Insan Kasih dan sayang mereka pada sesamanya bagai jagad tak berujung

Sunday, January 1, 2012

First Spirit and First Experience In Journalistic

Liputan pertama.... Tentunya pengalaman pertama dalam seumur hidup ini. Mengabadikan foto, lari kesana kesini mencari gambar terbaik, dan tentunya interviewing all people in walks of life.Hari itu, 23 September 2011, aku mendapatkan kesempatan itu. Kesempatan untuk liputan istighosah, donor darah, dan bakti sosial dalam memperingati hari ulang tahun sekolahku yang ke-20. Perasaan senang yang meluap-luap terasa di hati kecil ini. Namun ada sebuah momen sepersekian detik yang sangat terkenang hadir saat itu.


Aku menghela nafas panjang, mulai memainkan kamera digital berwarna silverku, dan menjalankan tugas liputan pertama ini. Istighosah dan donor darah berjalan dengan lancar. Dan seusai meliput kedua acara itu, aku berjalan menuju kelas, dan duduk di bangku. Kumenikmati hasil-hasil jepretan kameraku, dan memberi komentar sendiri. Kemudian aku berjalan lagi menuju tempat diadakannya bakti sosial, dan mengamati baterai kameraku yang hampir habis. “Ini mungkin cukup” kataku pelan.


Tugas ketiga kujalankan, aku mulai mengambil gambar, mewawancarai beberapa panitia, dan mengamati beberapa orang yang mendapat kupon berlalu lalang menerima beras sebesar 3kg. Terbersit pikiranku untuk mewawancarai salah satu orang yang mendapatkan bakti sosial itu. Akhirnya aku berlari menuju gerbang sekolah, dan meminta izin untuk keluar gerbang sekolah sekedar mewawancarai tukang becak yang mendapat baksos, namanya Pak Pasman. Begitu banyak pelajaran yang kudapatkan saat mewawancarai beliau. Di umur yang terbilang senja, beliau dan istrinya masih menjalankan tugas sebagai tukang becak demi memenuhi kebutuhan hidup. Kadang karena faktor usia, Pak Pasman jarang ‘narik’ becak karena kelelahan. Seusai mewawancarai Pak Pasman, aku berterima kasih padanya telah berbagi pengamalan hidup.
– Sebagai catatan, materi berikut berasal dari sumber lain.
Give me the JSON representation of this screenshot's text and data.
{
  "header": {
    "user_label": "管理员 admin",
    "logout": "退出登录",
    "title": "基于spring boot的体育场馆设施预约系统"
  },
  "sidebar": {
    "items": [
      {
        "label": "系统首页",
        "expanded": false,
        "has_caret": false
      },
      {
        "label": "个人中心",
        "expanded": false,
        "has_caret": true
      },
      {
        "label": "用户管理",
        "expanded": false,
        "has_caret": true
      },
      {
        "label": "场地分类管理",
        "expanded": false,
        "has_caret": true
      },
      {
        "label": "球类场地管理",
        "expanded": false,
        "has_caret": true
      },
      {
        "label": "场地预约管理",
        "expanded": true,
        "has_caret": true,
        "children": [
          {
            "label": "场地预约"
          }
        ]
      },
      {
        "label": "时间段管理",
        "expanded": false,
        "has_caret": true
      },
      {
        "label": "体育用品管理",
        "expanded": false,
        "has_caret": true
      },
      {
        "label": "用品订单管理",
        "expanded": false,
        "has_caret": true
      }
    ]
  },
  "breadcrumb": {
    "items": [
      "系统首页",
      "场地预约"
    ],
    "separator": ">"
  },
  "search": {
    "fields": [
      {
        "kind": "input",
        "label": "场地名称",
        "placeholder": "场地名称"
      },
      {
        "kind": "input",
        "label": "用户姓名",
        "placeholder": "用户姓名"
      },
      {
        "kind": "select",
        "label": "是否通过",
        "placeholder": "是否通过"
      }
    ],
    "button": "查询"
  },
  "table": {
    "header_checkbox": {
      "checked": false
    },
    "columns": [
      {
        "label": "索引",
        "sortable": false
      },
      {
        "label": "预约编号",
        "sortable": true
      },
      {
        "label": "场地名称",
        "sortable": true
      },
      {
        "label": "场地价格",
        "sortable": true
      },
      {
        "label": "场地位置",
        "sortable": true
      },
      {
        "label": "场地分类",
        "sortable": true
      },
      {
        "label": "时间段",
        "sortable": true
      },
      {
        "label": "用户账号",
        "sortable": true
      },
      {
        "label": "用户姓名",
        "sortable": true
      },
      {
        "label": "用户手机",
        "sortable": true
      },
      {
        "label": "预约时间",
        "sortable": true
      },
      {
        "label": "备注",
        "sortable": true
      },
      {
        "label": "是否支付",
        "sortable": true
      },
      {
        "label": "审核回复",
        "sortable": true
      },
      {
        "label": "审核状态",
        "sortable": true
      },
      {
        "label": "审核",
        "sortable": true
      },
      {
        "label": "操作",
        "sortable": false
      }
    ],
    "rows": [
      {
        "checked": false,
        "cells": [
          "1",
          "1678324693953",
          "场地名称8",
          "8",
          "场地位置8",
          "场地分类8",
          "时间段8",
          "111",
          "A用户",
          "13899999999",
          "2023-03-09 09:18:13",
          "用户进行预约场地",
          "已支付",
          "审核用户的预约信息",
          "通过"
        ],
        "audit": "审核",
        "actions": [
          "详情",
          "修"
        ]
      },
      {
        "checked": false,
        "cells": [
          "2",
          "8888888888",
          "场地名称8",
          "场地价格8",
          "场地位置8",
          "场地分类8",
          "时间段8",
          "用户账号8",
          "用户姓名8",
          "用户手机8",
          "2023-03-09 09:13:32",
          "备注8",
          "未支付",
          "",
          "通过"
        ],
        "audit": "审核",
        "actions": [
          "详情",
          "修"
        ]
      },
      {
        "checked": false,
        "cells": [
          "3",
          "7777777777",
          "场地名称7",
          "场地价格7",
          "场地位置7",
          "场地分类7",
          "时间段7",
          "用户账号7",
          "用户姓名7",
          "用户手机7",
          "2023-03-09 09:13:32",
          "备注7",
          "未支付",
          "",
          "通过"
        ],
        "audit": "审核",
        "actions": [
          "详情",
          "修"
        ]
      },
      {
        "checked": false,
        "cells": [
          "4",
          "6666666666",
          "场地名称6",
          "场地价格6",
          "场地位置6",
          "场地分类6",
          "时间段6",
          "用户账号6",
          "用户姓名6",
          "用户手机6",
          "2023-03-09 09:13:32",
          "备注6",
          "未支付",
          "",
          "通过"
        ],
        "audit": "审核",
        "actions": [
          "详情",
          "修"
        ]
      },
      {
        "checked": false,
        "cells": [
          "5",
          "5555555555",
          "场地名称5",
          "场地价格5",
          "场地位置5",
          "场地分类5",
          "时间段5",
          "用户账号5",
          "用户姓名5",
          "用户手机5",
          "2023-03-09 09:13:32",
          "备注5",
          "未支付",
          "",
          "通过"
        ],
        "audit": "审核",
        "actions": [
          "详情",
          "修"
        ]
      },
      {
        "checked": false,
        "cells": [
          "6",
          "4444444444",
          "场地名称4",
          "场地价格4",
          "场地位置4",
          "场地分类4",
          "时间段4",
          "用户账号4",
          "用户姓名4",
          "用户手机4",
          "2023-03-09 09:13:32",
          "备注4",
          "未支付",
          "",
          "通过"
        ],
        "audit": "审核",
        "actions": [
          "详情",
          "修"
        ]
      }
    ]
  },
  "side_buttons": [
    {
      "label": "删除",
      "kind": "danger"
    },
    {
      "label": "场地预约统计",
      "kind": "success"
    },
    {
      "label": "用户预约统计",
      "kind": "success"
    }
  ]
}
Akhirnya tugas ketiga telah ‘rampung’. Saat aku akan masuk kembali ke gerbang kelas, mataku tertuju pada nenek yang membawa tas kecil berwarna biru, dan sepertinya berharap sesuatu dengan berulang kali mondar mandir di depan gerbang sekolah. Akhirnya aku mendekati nenek yang bernama Sumiyati itu.

“Nenek... Rumahnya dimana?”

“Di Bandung Kencur, nak...”

Aku tersenyum, kemudian mulai mengutarakan maksudku, “Oh.... Nenek mau kemana?”

“Ini tadi mau ‘ngamen’ ke toko-toko, nak. Terus lewat sini kok banyak orang bawa beras... Siapa tahu saya juga dapat.”

Aku memekik pelan, kemudian terdiam beberapa detik. Nenek ini tidak mempunyai kupon, namun ingin mendapatkan baksos, bahkan saat duduk pun dia masih menoleh ke belakang, melihat orang-orang membawa beras. Akhirnya kualihkan perhatiannya dengan menanyakan sesuatu.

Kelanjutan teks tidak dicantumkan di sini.